Jerez-style wedding asado (Asado de boda Jerezano)

Total time: About 3 hours

Servings: 32

Note: Serve the dish over Mexican rice, with extra bolillos (Mexican rolls) for sopping up the sauce. Dried chiles can be found at Mexican and well-stocked markets. Bolillos and piloncillo (unrefined sugar, commonly shaped as a cone) can be found at Mexican markets. This makes much more puree than is needed for the final asado, which is good because it is fairly labor-intensive to make. The remaining puree can be frozen, then thawed and used as desired.

8 dried pasilla chiles

1 1/2 pounds dried chile chilacate, or red chiles (you can substitute dried New Mexico chiles)
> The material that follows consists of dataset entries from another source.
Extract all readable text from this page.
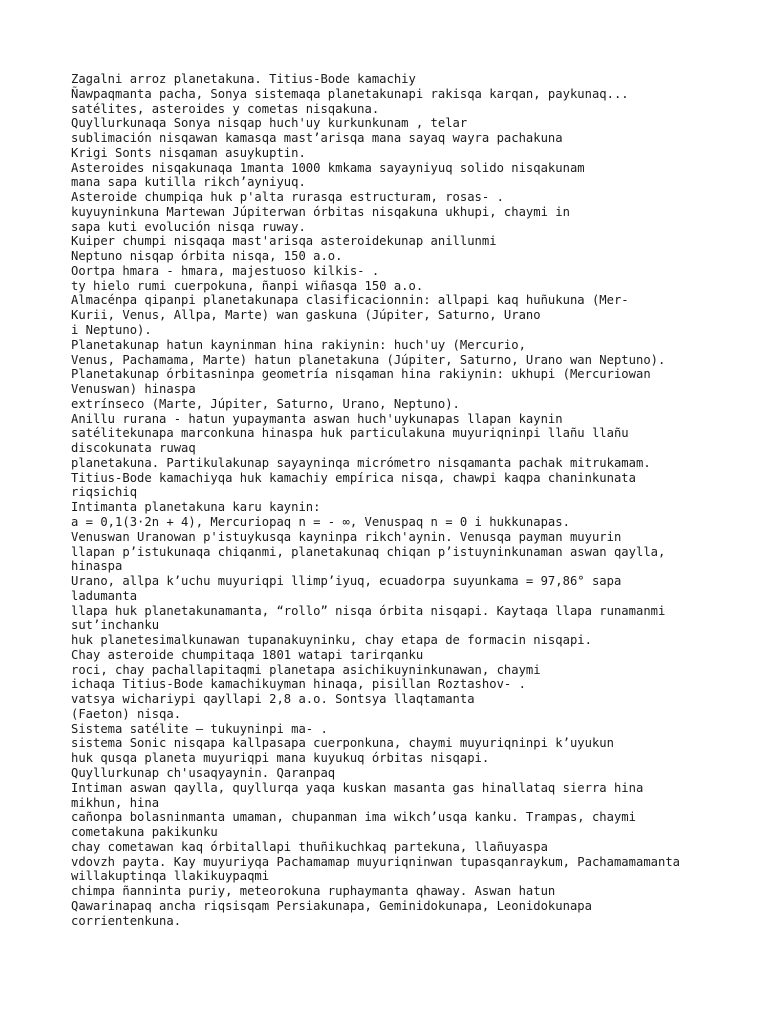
Zagalni arroz planetakuna. Titius-Bode kamachiy
Ñawpaqmanta pacha, Sonya sistemaqa planetakunapi rakisqa karqan, paykunaq...
satélites, asteroides y cometas nisqakuna.
Quyllurkunaqa Sonya nisqap huch'uy kurkunkunam , telar
sublimación nisqawan kamasqa mast’arisqa mana sayaq wayra pachakuna
Krigi Sonts nisqaman asuykuptin.
Asteroides nisqakunaqa 1manta 1000 kmkama sayayniyuq solido nisqakunam
mana sapa kutilla rikch’ayniyuq.
Asteroide chumpiqa huk p'alta rurasqa estructuram, rosas- .
kuyuyninkuna Martewan Júpiterwan órbitas nisqakuna ukhupi, chaymi in
sapa kuti evolución nisqa ruway.
Kuiper chumpi nisqaqa mast'arisqa asteroidekunap anillunmi
Neptuno nisqap órbita nisqa, 150 a.o.
Oortpa hmara - hmara, majestuoso kilkis- .
ty hielo rumi cuerpokuna, ñanpi wiñasqa 150 a.o.
Almacénpa qipanpi planetakunapa clasificacionnin: allpapi kaq huñukuna (Mer-
Kurii, Venus, Allpa, Marte) wan gaskuna (Júpiter, Saturno, Urano
i Neptuno).
Planetakunap hatun kayninman hina rakiynin: huch'uy (Mercurio,
Venus, Pachamama, Marte) hatun planetakuna (Júpiter, Saturno, Urano wan Neptuno).
Planetakunap órbitasninpa geometría nisqaman hina rakiynin: ukhupi (Mercuriowan
Venuswan) hinaspa
extrínseco (Marte, Júpiter, Saturno, Urano, Neptuno).
Anillu rurana - hatun yupaymanta aswan huch'uykunapas llapan kaynin
satélitekunapa marconkuna hinaspa huk particulakuna muyuriqninpi llañu llañu
discokunata ruwaq
planetakuna. Partikulakunap sayayninqa micrómetro nisqamanta pachak mitrukamam.
Titius-Bode kamachiyqa huk kamachiy empírica nisqa, chawpi kaqpa chaninkunata
riqsichiq
Intimanta planetakuna karu kaynin:
a = 0,1(3·2n + 4), Mercuriopaq n = - ∞, Venuspaq n = 0 i hukkunapas.
Venuswan Uranowan p'istuykusqa kayninpa rikch'aynin. Venusqa payman muyurin
llapan p’istukunaqa chiqanmi, planetakunaq chiqan p’istuyninkunaman aswan qaylla,
hinaspa
Urano, allpa k’uchu muyuriqpi llimp’iyuq, ecuadorpa suyunkama = 97,86° sapa
ladumanta
llapa huk planetakunamanta, “rollo” nisqa órbita nisqapi. Kaytaqa llapa runamanmi
sut’inchanku
huk planetesimalkunawan tupanakuyninku, chay etapa de formacin nisqapi.
Chay asteroide chumpitaqa 1801 watapi tarirqanku
roci, chay pachallapitaqmi planetapa asichikuyninkunawan, chaymi
ichaqa Titius-Bode kamachikuyman hinaqa, pisillan Roztashov- .
vatsya wichariypi qayllapi 2,8 a.o. Sontsya llaqtamanta
(Faeton) nisqa.
Sistema satélite – tukuyninpi ma- .
sistema Sonic nisqapa kallpasapa cuerponkuna, chaymi muyuriqninpi k’uyukun
huk qusqa planeta muyuriqpi mana kuyukuq órbitas nisqapi.
Quyllurkunap ch'usaqyaynin. Qaranpaq
Intiman aswan qaylla, quyllurqa yaqa kuskan masanta gas hinallataq sierra hina
mikhun, hina
cañonpa bolasninmanta umaman, chupanman ima wikch’usqa kanku. Trampas, chaymi
cometakuna pakikunku
chay cometawan kaq órbitallapi thuñikuchkaq partekuna, llañuyaspa
vdovzh payta. Kay muyuriyqa Pachamamap muyuriqninwan tupasqanraykum, Pachamamamanta
willakuptinqa llakikuypaqmi
chimpa ñanninta puriy, meteorokuna ruphaymanta qhaway. Aswan hatun
Qawarinapaq ancha riqsisqam Persiakunapa, Geminidokunapa, Leonidokunapa
corrientenkuna.
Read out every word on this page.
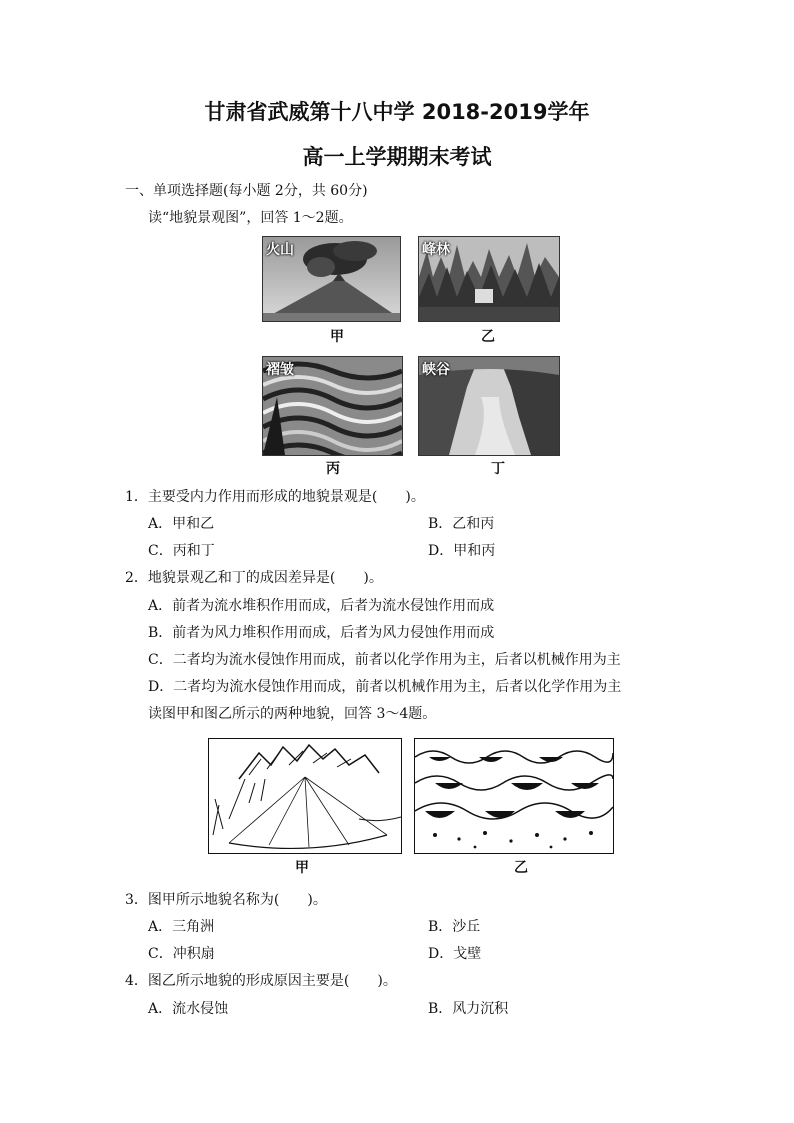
甘肃省武威第十八中学 2018-2019学年
高一上学期期末考试
一、单项选择题(每小题 2分，共 60分)
读“地貌景观图”，回答 1～2题。
火山
甲
峰林
乙
褶皱
丙
峡谷
丁
1．主要受内力作用而形成的地貌景观是(　　)。
A．甲和乙	B．乙和丙
C．丙和丁	D．甲和丙
2．地貌景观乙和丁的成因差异是(　　)。
A．前者为流水堆积作用而成，后者为流水侵蚀作用而成
B．前者为风力堆积作用而成，后者为风力侵蚀作用而成
C．二者均为流水侵蚀作用而成，前者以化学作用为主，后者以机械作用为主
D．二者均为流水侵蚀作用而成，前者以机械作用为主，后者以化学作用为主
读图甲和图乙所示的两种地貌，回答 3～4题。
甲	乙
3．图甲所示地貌名称为(　　)。
A．三角洲	B．沙丘
C．冲积扇	D．戈壁
4．图乙所示地貌的形成原因主要是(　　)。
A．流水侵蚀	B．风力沉积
9 pounds boneless pork shoulder

5 tablespoons salt, divided

7 cups lard, divided

7 bolillos, each cut into 4 pieces

3 (6-inch) Mexican cinnamon sticks (canela)

18 ounces Mexican chocolate, preferably in bar form, broken up with a hammer

Peel of 1/2 orange

3 (8-ounce) cones piloncillo, or 3 cups plus 2 tablespoons brown sugar, broken up with a hammer

4 bay leaves

1. Cut the pasilla and red chiles in half lengthwise and remove the seeds and stems. Set aside.

2. Cut the pork shoulder into small, thumb-sized pieces (including the skin and fat). Place the pork in a large bowl and toss with 1/4 cup salt.

3. In a large, heavy-bottom skillet or frying pan, heat 3 cups of lard over high heat. When the lard is melted and hot (test the heat with a piece of pork — it should sizzle and crackle when it hits the pan), pan-fry the pork. Fry the pork in a single layer until crisp and golden-brown (this will probably need to be done in batches), 15 to 20 minutes per batch, stirring the pork occasionally so it cooks evenly.